In response to Dykes’ plea for help, Harris plans to fire off a letter to the warden at William Head and to the federal correctional service. “We want to ensure he’s not moved to medium security," he said. “This is a very serious crime.” People who commit first or second-degree murder should not be released on parole, he added. “Our philosophy is that life means life. I roll my eyes when I see people who commit first or second-degree murder being paroled after serving a number of years,” Harris said.
Offenders convicted of murder face a mandatory life sentence, but are eligible for parole after 10 to 25 years, in the case of second-degree murder, and after 25 years for first-degree murder.
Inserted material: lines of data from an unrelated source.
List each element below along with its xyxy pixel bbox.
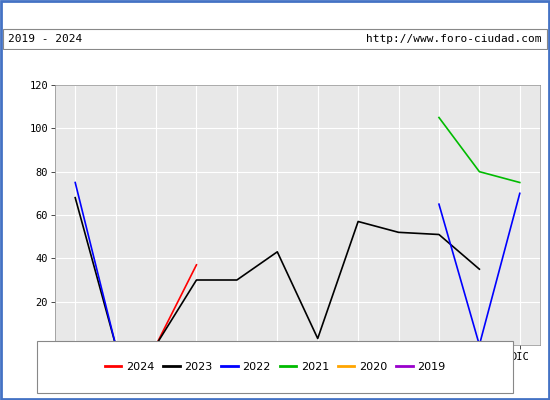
2023	[355, 219, 361, 224]
2023	[193, 278, 200, 282]
2024	[153, 342, 159, 347]
2021	[476, 169, 483, 174]
2023	[436, 232, 442, 237]
Line: 2022: 2022	[75, 182, 116, 345]
2023	[274, 250, 280, 254]
2023	[395, 230, 402, 235]
2024	[193, 262, 200, 267]
2022	[72, 180, 79, 185]
2021	[516, 180, 523, 185]
Text: http://www.foro-ciudad.com: http://www.foro-ciudad.com	[366, 34, 542, 44]
Text: 2019 - 2024: 2019 - 2024	[8, 34, 82, 44]
2023	[72, 195, 79, 200]
Legend: 2024, 2023, 2022, 2021, 2020, 2019: 2024, 2023, 2022, 2021, 2020, 2019	[100, 358, 450, 376]
2023	[234, 278, 240, 282]
Line: 2021: 2021	[439, 118, 520, 182]
2023	[153, 342, 159, 347]
2023	[476, 267, 483, 272]
2023	[112, 342, 119, 347]
2023	[315, 336, 321, 341]
2022	[112, 342, 119, 347]
2021	[436, 115, 442, 120]
Text: Evolucion Nº Turistas Extranjeros en el municipio de Horcajo de las Torres: Evolucion Nº Turistas Extranjeros en el …	[45, 8, 505, 20]
FancyBboxPatch shape	[37, 341, 513, 393]
Line: 2023: 2023	[75, 198, 480, 345]
Line: 2024: 2024	[156, 265, 196, 345]
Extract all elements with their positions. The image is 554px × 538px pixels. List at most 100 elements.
Peters was convicted in May 1997 and sentenced to life in prison with no possi-
 bility of parole for 10 years for Ormiston’s murder. During his trial, he admitted to shooting Ormiston, but claimed it was in self-defence and that Ormiston was trying to steal his cattle at the time. The two families had a long-standing dispute over wandering cattle and grazing rights. Ormiston’s body was found a week later, stuffed into an abandoned well on Peters’ property.
   It’s not known whether Peters is being moved to a minimum-security jail, because Correctional Service doesn’t release details of individual cases. But William Head says it will conduct security assessments on all inmates before classifying them for minimum or medium security. Prisoners who are pegged medium-security will be moved to one of four federal institutions on the Lower Mainland.